In some companies, the storage team and the groups that it frequently interacts with are parallel members of an organization within IT. Best Buy Canada's Chung says operating shoulder-to-shoulder in that arrangement encourages cooperation. "If a database is having performance issues, we manage to work together to try to determine the cause."
But among even the most informal environments, one area almost always gets the formal treatment: change requests. For requests that may require significant effort or have a measurable effect on storage operations, such as attaching a new server to the SAN, formal procedures and documentation requirements are frequently in place.
|Eye on the future|
With the exception of some Fortune 500 companies, most companies' storage management teams are considered a functional group within IT, reporting either directly to the head of the IT group or to the operations manager. It's rare that the storage lead reports to someone with a C-level title such as the CTO or CIO.
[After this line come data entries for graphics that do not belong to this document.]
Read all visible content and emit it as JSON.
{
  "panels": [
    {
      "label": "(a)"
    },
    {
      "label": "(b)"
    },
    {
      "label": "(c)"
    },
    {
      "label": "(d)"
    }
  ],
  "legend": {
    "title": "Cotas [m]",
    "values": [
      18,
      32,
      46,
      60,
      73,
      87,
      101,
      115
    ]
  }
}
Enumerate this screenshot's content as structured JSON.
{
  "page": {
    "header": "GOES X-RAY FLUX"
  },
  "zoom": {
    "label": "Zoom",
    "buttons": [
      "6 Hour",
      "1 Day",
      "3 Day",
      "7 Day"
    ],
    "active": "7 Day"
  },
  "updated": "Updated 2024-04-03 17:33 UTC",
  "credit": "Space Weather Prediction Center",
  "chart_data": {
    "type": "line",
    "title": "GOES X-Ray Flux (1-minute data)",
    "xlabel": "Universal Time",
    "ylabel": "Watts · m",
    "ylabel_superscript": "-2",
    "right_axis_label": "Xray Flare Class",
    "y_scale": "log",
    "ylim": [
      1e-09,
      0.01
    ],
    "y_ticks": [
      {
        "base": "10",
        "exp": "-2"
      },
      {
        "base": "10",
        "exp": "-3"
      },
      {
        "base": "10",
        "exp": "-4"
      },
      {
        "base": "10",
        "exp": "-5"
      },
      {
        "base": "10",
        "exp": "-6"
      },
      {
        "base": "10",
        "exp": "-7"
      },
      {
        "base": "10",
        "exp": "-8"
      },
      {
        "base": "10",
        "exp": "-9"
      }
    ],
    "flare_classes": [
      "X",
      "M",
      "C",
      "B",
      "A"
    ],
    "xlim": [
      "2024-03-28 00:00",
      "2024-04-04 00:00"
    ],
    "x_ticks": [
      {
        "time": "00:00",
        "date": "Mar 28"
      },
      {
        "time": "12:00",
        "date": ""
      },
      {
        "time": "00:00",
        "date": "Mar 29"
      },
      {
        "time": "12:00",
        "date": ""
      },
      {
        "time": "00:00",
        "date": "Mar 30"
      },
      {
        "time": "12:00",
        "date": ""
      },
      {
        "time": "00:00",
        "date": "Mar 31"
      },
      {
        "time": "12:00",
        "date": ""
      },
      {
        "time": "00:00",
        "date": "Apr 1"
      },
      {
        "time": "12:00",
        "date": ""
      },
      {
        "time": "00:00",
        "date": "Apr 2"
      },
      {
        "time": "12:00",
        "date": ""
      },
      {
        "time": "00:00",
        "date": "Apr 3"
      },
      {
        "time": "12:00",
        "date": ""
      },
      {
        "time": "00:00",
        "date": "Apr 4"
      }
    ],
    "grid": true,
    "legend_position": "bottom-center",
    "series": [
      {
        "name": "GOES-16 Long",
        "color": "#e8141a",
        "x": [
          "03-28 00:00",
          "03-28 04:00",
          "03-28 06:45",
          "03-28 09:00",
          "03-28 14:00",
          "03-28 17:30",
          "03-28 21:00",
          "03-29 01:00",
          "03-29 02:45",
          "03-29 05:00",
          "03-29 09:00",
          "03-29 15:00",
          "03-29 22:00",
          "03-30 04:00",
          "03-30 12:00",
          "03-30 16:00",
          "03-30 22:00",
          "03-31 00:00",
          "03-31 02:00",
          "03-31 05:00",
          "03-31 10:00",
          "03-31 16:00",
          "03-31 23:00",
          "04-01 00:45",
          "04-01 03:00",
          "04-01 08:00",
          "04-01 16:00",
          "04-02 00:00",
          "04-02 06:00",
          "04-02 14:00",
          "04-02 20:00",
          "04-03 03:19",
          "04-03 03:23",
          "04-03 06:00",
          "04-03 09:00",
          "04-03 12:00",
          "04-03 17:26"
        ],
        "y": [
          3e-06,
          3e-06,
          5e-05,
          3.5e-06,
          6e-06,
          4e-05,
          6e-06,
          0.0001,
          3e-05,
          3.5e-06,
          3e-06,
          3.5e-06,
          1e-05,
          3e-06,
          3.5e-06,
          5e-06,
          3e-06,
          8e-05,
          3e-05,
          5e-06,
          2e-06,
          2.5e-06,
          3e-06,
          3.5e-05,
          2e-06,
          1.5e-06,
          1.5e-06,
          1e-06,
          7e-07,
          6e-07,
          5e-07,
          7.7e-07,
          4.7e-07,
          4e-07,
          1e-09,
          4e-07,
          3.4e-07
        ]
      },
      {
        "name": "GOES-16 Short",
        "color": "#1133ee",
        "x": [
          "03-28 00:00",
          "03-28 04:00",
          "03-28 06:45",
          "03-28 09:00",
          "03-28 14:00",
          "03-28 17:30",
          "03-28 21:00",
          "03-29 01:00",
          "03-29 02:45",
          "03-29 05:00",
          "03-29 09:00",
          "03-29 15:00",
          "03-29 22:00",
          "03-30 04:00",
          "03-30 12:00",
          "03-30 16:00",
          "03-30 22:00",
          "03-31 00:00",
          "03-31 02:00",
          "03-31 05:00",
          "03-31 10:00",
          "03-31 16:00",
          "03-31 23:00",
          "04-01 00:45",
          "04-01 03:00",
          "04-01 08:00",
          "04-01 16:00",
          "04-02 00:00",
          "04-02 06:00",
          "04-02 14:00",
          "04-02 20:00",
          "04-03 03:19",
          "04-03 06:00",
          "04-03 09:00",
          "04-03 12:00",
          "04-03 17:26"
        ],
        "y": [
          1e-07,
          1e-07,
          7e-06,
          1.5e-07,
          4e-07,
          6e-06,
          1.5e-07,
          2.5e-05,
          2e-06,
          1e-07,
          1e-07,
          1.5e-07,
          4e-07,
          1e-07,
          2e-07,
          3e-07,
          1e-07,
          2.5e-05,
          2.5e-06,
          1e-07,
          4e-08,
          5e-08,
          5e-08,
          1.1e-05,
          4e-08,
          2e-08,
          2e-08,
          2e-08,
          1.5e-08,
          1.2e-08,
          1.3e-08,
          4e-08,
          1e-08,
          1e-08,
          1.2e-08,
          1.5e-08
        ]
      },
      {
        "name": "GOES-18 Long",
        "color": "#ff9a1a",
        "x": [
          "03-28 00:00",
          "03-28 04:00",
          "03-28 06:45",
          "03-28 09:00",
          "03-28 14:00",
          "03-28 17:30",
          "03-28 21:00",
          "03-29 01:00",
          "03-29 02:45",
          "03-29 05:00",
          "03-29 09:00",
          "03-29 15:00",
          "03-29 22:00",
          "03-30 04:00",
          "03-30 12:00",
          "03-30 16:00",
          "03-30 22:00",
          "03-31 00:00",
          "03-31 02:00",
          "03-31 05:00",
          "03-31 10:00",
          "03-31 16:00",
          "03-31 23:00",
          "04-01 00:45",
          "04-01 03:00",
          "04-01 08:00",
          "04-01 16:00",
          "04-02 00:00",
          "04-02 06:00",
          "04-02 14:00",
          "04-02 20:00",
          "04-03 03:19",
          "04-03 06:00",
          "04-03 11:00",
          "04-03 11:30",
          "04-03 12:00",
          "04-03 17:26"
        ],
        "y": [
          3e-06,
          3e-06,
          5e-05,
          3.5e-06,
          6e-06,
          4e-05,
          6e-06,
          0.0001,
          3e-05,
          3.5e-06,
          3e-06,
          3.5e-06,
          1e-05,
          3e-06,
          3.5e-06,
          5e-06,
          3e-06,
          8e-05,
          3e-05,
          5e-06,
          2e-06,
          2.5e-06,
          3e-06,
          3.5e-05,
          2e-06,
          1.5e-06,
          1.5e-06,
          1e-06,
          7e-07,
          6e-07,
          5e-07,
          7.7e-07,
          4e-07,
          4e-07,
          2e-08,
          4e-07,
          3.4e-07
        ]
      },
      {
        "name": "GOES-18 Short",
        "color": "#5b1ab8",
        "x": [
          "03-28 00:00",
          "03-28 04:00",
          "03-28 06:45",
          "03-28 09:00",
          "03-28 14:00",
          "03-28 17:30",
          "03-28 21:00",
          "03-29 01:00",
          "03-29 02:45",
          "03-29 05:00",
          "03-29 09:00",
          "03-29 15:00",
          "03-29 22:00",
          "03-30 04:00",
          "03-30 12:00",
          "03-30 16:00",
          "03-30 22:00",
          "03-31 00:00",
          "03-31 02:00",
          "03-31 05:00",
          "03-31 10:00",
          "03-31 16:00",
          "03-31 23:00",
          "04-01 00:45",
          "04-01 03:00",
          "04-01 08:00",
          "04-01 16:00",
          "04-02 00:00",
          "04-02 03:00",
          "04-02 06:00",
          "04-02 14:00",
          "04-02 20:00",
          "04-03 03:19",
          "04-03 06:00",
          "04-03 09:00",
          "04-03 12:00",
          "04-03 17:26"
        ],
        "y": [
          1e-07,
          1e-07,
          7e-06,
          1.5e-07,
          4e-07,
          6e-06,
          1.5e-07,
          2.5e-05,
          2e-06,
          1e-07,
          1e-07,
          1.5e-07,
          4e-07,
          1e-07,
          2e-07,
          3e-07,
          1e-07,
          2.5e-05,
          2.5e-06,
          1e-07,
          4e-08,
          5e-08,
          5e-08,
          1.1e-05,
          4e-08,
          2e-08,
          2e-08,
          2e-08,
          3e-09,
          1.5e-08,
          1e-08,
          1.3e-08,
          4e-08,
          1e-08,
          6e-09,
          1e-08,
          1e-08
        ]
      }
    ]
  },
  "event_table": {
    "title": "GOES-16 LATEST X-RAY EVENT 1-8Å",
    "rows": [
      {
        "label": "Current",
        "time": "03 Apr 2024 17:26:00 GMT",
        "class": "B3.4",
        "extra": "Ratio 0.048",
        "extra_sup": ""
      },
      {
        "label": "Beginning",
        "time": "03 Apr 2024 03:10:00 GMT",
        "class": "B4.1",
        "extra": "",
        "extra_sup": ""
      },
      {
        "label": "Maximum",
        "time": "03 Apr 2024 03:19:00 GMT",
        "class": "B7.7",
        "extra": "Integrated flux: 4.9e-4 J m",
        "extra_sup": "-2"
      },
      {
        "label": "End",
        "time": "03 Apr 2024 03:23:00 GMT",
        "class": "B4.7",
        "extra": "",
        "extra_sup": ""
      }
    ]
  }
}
Because many of the job skills and responsibilities associated with managing storage are relatively similar to traditional system administration roles, the storage group will likewise report into operations or technical support groups. Forrester's Zimmerman thinks this arrangement is appropriate: "It's the blocking and tackling that you're trying to get done more efficiently."
Obstacles to organization
Creating a storage organization is likely to involve more than just defining new roles and responsibilities. In many cases, building the team will also require overcoming cultural or attitudinal obstacles--most are related to how work was performed and how responsibilities were allocated before networked storage was implemented.
And it may take some effort to get business unit buy- in, especially since they may have to pay more for the storage they use. Oakwood's Perlstein says when it comes to dealing with business users' perceptions of what data storage should cost, "It's more the technology and what's behind the SAN that they don't understand, and that's a big challenge to explain to them."
A logical outgrowth of dedicated storage management is the ability to accurately charge back storage expenses to the company's lines of business. But this management feature is still in its early stages in most companies. Some companies, like Oakwood Healthcare, have taken initial steps by charging back storage services for specific projects, while assuming the costs of infrastructure components such as e-mail storage as overhead. HDR has also instituted charge backs on a project basis which has allowed its business units to pass those costs along to clients.
While the ability to charge back and establish SLAs may not be the holy grail, most companies see the potential benefits. "A key long-term goal of any storage management organization is the ability to attribute their invested capital and invested staff across the provisioned landscape," says Mike Drapeau, "and right now very few companies are doing this."
Poised for growth
Any company that has established a dedicated storage group--big or small--is clearly on the right track. The amount of data that needs to be stored and retained--regardless of a company's business--is growing at an astonishing rate. And the familiar litany of regulation, security and accountability will only contribute to the growth. (See "Eye on the future")
The importance of having well-defined roles and emphasizing specialization can't be minimized. The organizational efficiencies translate easily into cost savings that, in many cases, come fairly early on in the process.